Esa noche, se preparó
algo sencillo. Una copa de vino blanco con un par de hielos —costumbre heredada
de su mamá, a la que al principio se resistía—, una tajada gruesa de pan de
masa madre con un pequeño chorro de miel, unos cuantos arándanos y un par de
marañones. Subió con eso a la terraza del 16. Se sentó en una silla de
plástico, sin ninguna pretensión estética. El aire era tibio. La ciudad
murmuraba sin exigencias.
El cielo no era
espectacular. Sin colores de postal, solo un rojo opaco, violeta desleído,
algunas estrellas visibles. Algo de magia. Respiró profundamente. Por una vez,
sin esfuerzo, pudo verlo todo con perspectiva. No se resolvía ningún misterio.
Pero tampoco hacía falta.
Parte dos
El departamento estaba
en silencio. Piso 15. Vidrios gruesos, muebles de diseñador, y un zumbido
constante de electrodomésticos caros trabajando más de lo necesario. Nada
desordenado a simple vista, nada roto. Pero algo no encajaba, un leve desajuste
entre él y el entorno, el aire parecía tener una densidad distinta.
Traje impecable, pelo
engominado, sonrisa de revista. Vestía el mismo traje que usaba para las
reuniones importantes, aunque no tenía ninguna. La camisa sin abotonar del
todo, la corbata aflojada como si se hubiese rendido a medias. Caminaba
descalzo, sin rumbo, pisando el suelo pulido con una cautela impropia. Parecía
que el mundo podía romperse bajo sus pasos.
Había papeles en el
suelo. Notas sin terminar, balances que ya no importaban, frases subrayadas en
libros que no recordaba haber leído. Nada tenía lugar. Nada pedía orden.

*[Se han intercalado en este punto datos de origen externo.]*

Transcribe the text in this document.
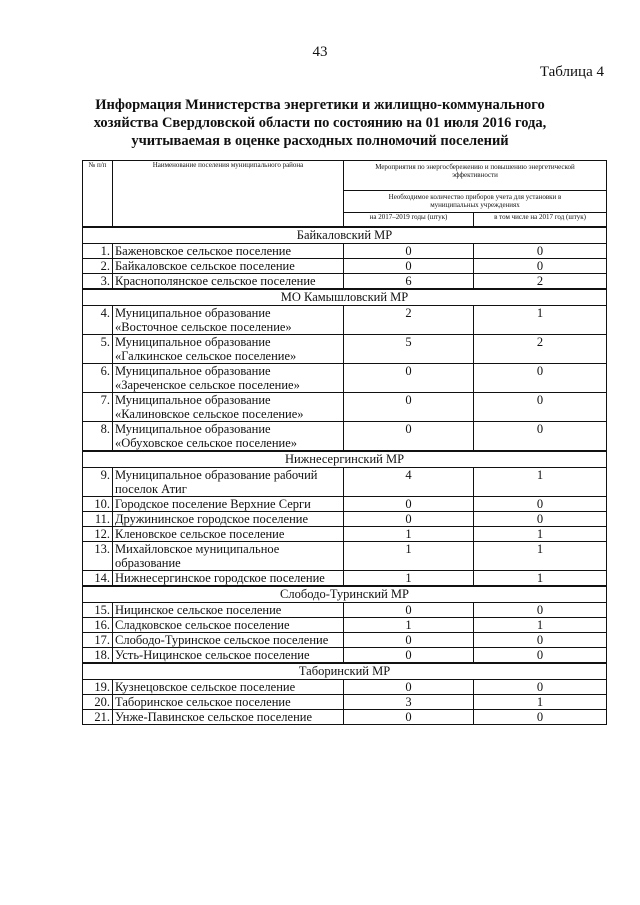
43
Таблица 4
Информация Министерства энергетики и жилищно-коммунального
хозяйства Свердловской области по состоянию на 01 июля 2016 года,
учитываемая в оценке расходных полномочий поселений
№ п/п	Наименование поселения муниципального района	Мероприятия по энергосбережению и повышению энергетической эффективности	
		Необходимое количество приборов учета для установки в муниципальных учреждениях	
		на 2017–2019 годы (штук)	в том числе на 2017 год (штук)
Байкаловский МР			
1.	Баженовское сельское поселение	0	0
2.	Байкаловское сельское поселение	0	0
3.	Краснополянское сельское поселение	6	2
МО Камышловский МР			
4.	Муниципальное образование
«Восточное сельское поселение»	2	1
5.	Муниципальное образование
«Галкинское сельское поселение»	5	2
6.	Муниципальное образование
«Зареченское сельское поселение»	0	0
7.	Муниципальное образование
«Калиновское сельское поселение»	0	0
8.	Муниципальное образование
«Обуховское сельское поселение»	0	0
Нижнесергинский МР			
9.	Муниципальное образование рабочий
поселок Атиг	4	1
10.	Городское поселение Верхние Серги	0	0
11.	Дружининское городское поселение	0	0
12.	Кленовское сельское поселение	1	1
13.	Михайловское муниципальное
образование	1	1
14.	Нижнесергинское городское поселение	1	1
Слободо-Туринский МР			
15.	Ницинское сельское поселение	0	0
16.	Сладковское сельское поселение	1	1
17.	Слободо-Туринское сельское поселение	0	0
18.	Усть-Ницинское сельское поселение	0	0
Таборинский МР			
19.	Кузнецовское сельское поселение	0	0
20.	Таборинское сельское поселение	3	1
21.	Унже-Павинское сельское поселение	0	0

Sentarse en el suelo fue un gesto instintivo, una forma de estar sin molestar.
Se apoyó contra la pared, el vaso de whisky intacto en la mano. Tomó el
celular. Hizo una foto. No la publicó, no la envió, solo quería convencerse de
que aún existía.
La cara que lo miró
desde la pantalla parecía conocida, pero no suya. Había algo borroso en los
ojos, una fatiga que no venía del cuerpo. Le pareció absurdo, en ese momento,
todo lo que había intentado construir. Ya nada le pertenecía. Nunca le perteneció.
Su vida se había estado despegando lentamente de él, capa por capa, hasta
dejarlo hueco, liviano, irreconocible.
Lo había hecho todo
bien. Lo sabía. Había dicho lo correcto, tomado las decisiones que debía,
seguido los caminos esperados. Había sido hábil, eficiente, oportuno. Había
sido, también, un experto en no mostrar nunca fisuras. Un maestro del control. Se
decía libre y feliz, pero en realidad estaba cansado y abatido. Y esa noche, ya
no quería esconderse.
Pensó en su madre, en
el vino con hielo que tomaba cada tarde mientras escuchaba boleros. Recordó una
escena antigua, difusa, él de niño, con miedo, preguntando si podía llorar. Y
su madre respondiendo con un abrazo. No recordó su voz, pero sí el silencio que
vino después.
Se levantó sin prisa.
Caminó hacia la ventana. Abrió el vidrio con cuidado, pero con una extraña
naturalidad. Sintió el aire frío contra la cara. Miró hacia abajo. No midió la
distancia. No pensó en el dolor. Solo una idea leve, un murmullo… ordenar, terminar.
No gritó. No dudó. No
hubo testigos. Solo el golpe seco que nadie escuchó.
Parte tres
Ella estaba en la
terraza del 16, como otras noches. Pan con miel. Vino blanco con hielo. La
silla de siempre. Desde ahí, podía ver el edificio de enfrente. Uno idéntico al
suyo: fachadas grises, ventanas con cortinas beige, luces que se apagan antes
de tiempo.
Unas semanas después,
hojeando el periódico abandonado en una cafetería, vio una nota breve. Hombre
de 42 años, caída desde un piso alto. Se investigaba si fue accidente. No se
sospechaba intervención de terceros.
No reconoció el
nombre, pero sí la foto. La misma cara de la selfie que imaginó una vez. La
expresión quebrada. Algo que había visto fugazmente desde su terraza, una noche
cualquiera. Una silueta en el aire. Pensó que lo había soñado.
Guardó la página.
Esa noche, mientras la ciudad murmuraba como siempre, se sirvió otro vino blanco con hielo. Y al mirar el cielo sin estrellas, pensó “Nada que corregir”
P|D Conversé con chat GPT mis ideas sueltas, frases de la nada que surgen cuando veo a la gente tomando café o mientras voy en el bus... o las pienso mientras atiendo alguna reunión. Le di un par de instrucciones, le prohibí ciertas licencias, y edité su propuesta.